40% of Hospitals Don’t Publish Community Health Needs Assessment

An assessment of 500 randomly selected non-profit hospitals both conducted a community health needs assessment and publicly reported findings.

Only about six in ten non-profit hospitals are completing a community health needs assessment (CHNA) and publicly reporting the results and corresponding action plan online, according to data published in JAMA Network Open as a research note.

Said otherwise, 40 percent of non-profit hospitals are failing to fulfill a key provision mandated under the Affordable Care Act in order to maintain that non-profit status.

Community health needs assessments (CHNAs) are assessments of the wellness needs within a given community. The US government began mandating CHNAs as part of the ACA to ensure non-profit hospitals were producing community benefits with the costs saved from certain tax exemptions.

Particularly, non-profit hospitals must conduct a CHNA every three years and use that assessment to devise an intervention plan. Hospitals must also make those documents publicly available, usually on the hospital website. Each of these documents come with certain documentation requirements, the researchers hailing from Yale School of Medicine said.

But not every non-profit hospital is fulfilling that duty, revealed an assessment of 500 randomly selected non-profit hospitals in the US. After sifting through IRS form 990 Schedule H documents from ProPublica, the researchers were able to determine whether each hospital included the study had actually conducted the CHNA.

Overwhelmingly, they did. Ninety-nine percent, or 495 out of 500 sampled hospitals, completed the IRS 990 form, the researchers said, and 84 percent of those forms were made publicly available online.

Also promising, 99 percent of sampled hospitals said they had adopted an intervention plan as a result of their CHNA. The Yale School of Medicine researchers were able to find those plans publicly and online for 75 percent of sampled hospitals.

But when looking at how many non-profit organizations completed all three tasks—conducting the CHNA, creating an intervention plan, and publicly reporting both—the numbers were dismal. Only 60 percent of hospitals, or 225 of them, had both the CHNA and the intervention plan published online.

The quality of these documents was also variable. Although the mean quality score for the CHNAs themselves was 3.2 on a five-point scale, the researchers found 42 percent did not include an evaluation of impact description and 25 percent did not outline what resources the organization had to address community health needs.

Quality assessment of intervention plans fared better. A total of 331 hospitals had a mean intervention report quality score of 3.2 out of five; for 136 hospitals, that quality score was four or five out of five.

There were some promising aspects of this investigation, particularly that nearly all sampled non-profit hospitals are completing a CHNA given the moral obligation the ACA outlines for community health benefits. However, the researchers reported that correct documentation and public reporting are serious gaps that need to be filled.

“The ACA sought to ensure that hospitals fulfill their obligations to their communities,” the research team wrote in the study’s discussion.

“However, many CHNAs and implementation strategies are not available at all, and those that are accessible do not provide the required information regarding how hospitals are assessing and addressing community health needs. There is much work to be done, and federal policy makers have an opportunity to improve hospitals’ accountability and transparency.”

This report comes amid debate about whether non-profit hospitals are funneling enough resources into community health benefits. The logic behind the tax exemptions for non-profit hospitals is to enable more community health investment, hence the focus on the CHNA.

Hospital groups boast the investments non-profit organizations make in community health. In 2019, the American Hospital Association reported an aggregate $95 billion community health benefit investment from non-profit hospitals in 2016.

“On top of delivering around-the-clock care to all who come to us, hospitals and health systems of all types are providing a wide range of comprehensive benefits, activities and services tailored to meet the specific needs of their patients and communities,” Rick Pollack, AHA president and CEO, states in a press release. “These new reports clearly quantify the significant benefit tax-exempt hospitals and health systems provide to their communities.”

But other reports tell a different story. In July, the Lown Institute found that 72 percent of private, non-profit hospitals invested less in community health than they received in tax exemptions.

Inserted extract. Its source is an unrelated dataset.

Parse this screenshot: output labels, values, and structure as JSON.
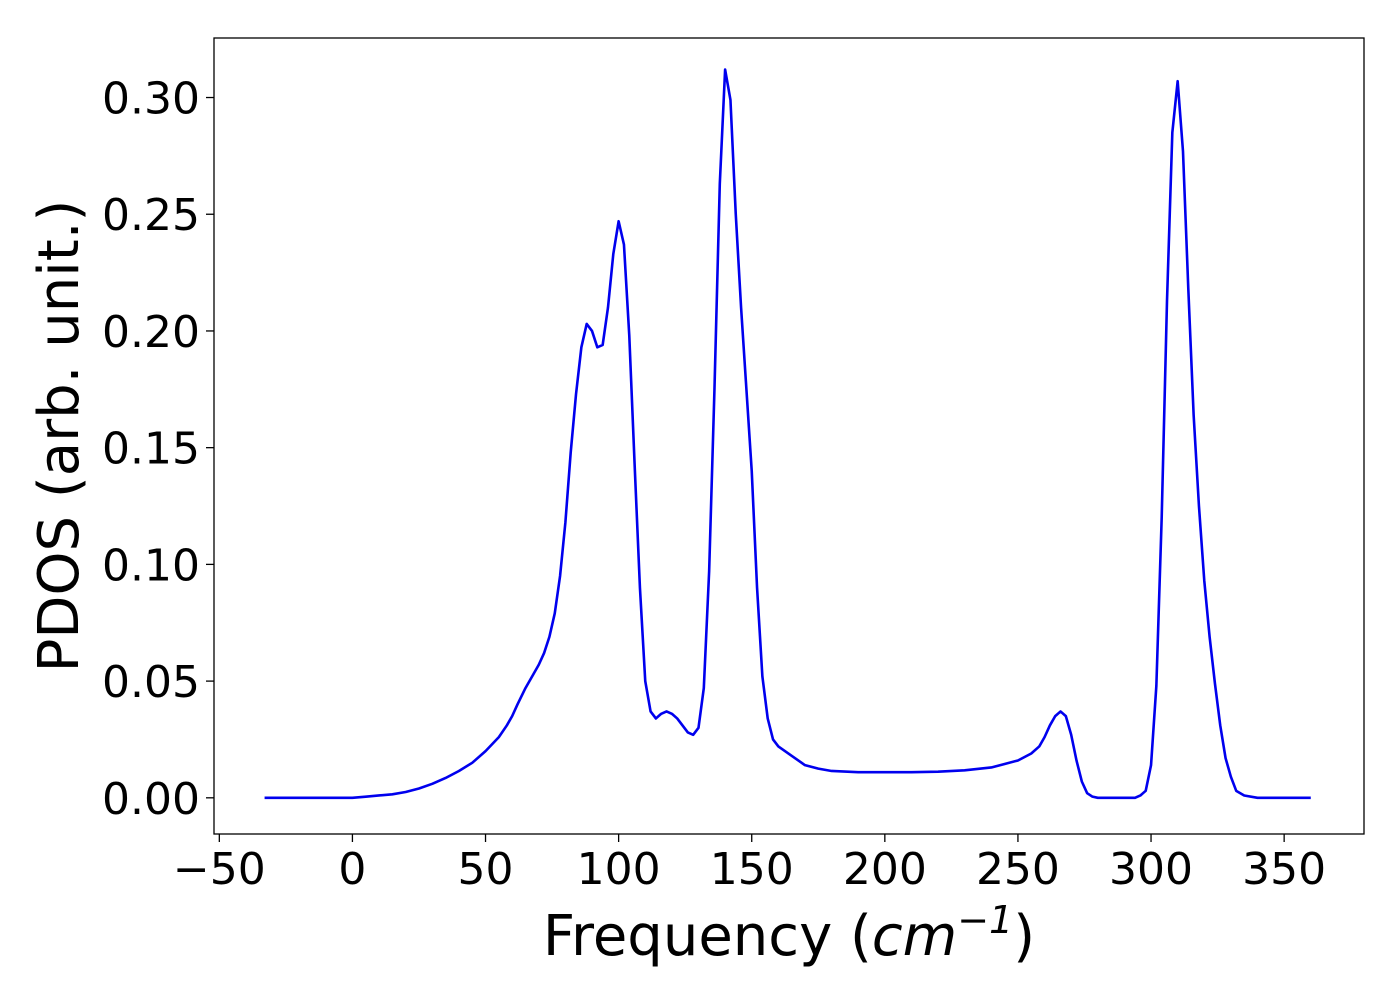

“Hospitals say they want to be great community partners, and the ones at the top of our list have followed through,” Vikas Saini, MD, president of the Lown Institute, said in the press release.

“With the pandemic shining a light on health inequity in America, we need more hospitals to give back as much as they take in tax breaks.”

AHA was quick to respond, with Pollack writing in a blog post that the Lown Institute report did not consider the full breadth of community investment.

“By cherry-picking categories of community investment while ignoring others, such as researching life-saving treatments and cures and training and educating the next generation of caregivers, the report overlooks many essential contributions hospitals make to their communities that are critically important, especially during the pandemic,” Pollack wrote.

This latest data in JAMA Network Open did not explore how much hospitals invested in the community, but rather zeroed in on the community health needs reporting required of non-profits. However, it does provide a window into how these efforts are rolling out in healthcare organizations.